Fixing the problem calls for coordinated public-private action: incentives for apprenticeships, streamlined visa and licensing for qualified international drivers, and sectoral campaigns to raise professional recognition. Companies that invest early in these programs may gain a competitive advantage through more stable hauling capacity and lower spot-market exposure.

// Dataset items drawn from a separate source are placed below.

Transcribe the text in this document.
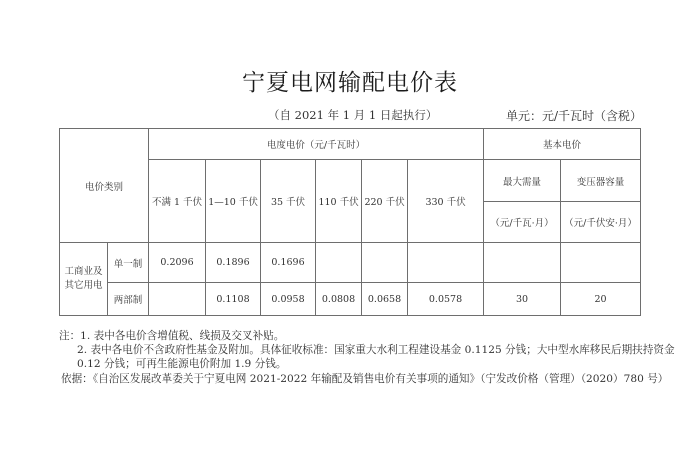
宁夏电网输配电价表
（自 2021 年 1 月 1 日起执行）	单元：元/千瓦时（含税）
电价类别		电度电价（元/千瓦时）						基本电价	
		不满 1 千伏	1—10 千伏	35 千伏	110 千伏	220 千伏	330 千伏	最大需量	变压器容量
								（元/千瓦·月）	（元/千伏安·月）
工商业及其它用电	单一制	0.2096	0.1896	0.1696					
	两部制		0.1108	0.0958	0.0808	0.0658	0.0578	30	20
注：1. 表中各电价含增值税、线损及交叉补贴。
2. 表中各电价不含政府性基金及附加。具体征收标准：国家重大水利工程建设基金 0.1125 分钱；大中型水库移民后期扶持资金
0.12 分钱；可再生能源电价附加 1.9 分钱。
依据：《自治区发展改革委关于宁夏电网 2021-2022 年输配及销售电价有关事项的通知》（宁发改价格（管理）（2020）780 号）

Provide a short forecast on how this news could impact the global logistics. While the Spanish-Turkish recruitment effort is unlikely to move the global needle alone, it is a relevant example of pragmatic cross-border labor solutions that other markets may replicate. For regional logistics, higher availability of trained drivers could ease local bottlenecks and reduce spot-price volatility. Start planning your next delivery and secure your cargo with GetTransport.com. Book your Ride GetTransport.com.com

Highlights: the shortage is structural, driven by ageing workforce and recruitment gaps; international recruitment programmes — such as the Turkish-Spanish protocol and training at Campus FP de Córdoba — provide tactical relief; improving working conditions and funding vocational training are strategic imperatives. Still, nothing beats personal experience: the best review or policy can’t replace a real-world test run. On GetTransport.com, you can order your cargo transportation at the best prices globally at reasonable prices, giving you transparency, convenience, and a wide range of options to choose from. GetTransport.com empowers shippers to compare offers and avoid unnecessary expenses or disappointment. Book your Ride GetTransport.com.com

In summary, the driver deficit affects Fracht flows, Fracht availability, and Lieferung reliability across the transport chain. Spain’s situation—30,000 vacancies within a 390,000-strong workforce and Europe’s forecasted shortfall of 745,000 drivers—illustrates the need for training, recruitment, and improved labor conditions. Measures such as international hiring, enhanced vocational training, and better working terms can stabilize Logistik, reduce pressure on Versand und Weiterleitung networks, and ensure smoother Versand und Beförderung operations. For shippers and carriers alike, platforms that offer flexible, affordable transport options help bridge capacity gaps for parcel, pallet, container and bulky shipments, making relocations, housemoves and international moves more reliable. By aligning recruitment strategies and operational planning now, the sector can protect the continuity of supply chains and keep freight moving. GetTransport.com provides an efficient, cost-effective and convenient way to arrange transport solutions that meet diverse needs and simplify logistics operations.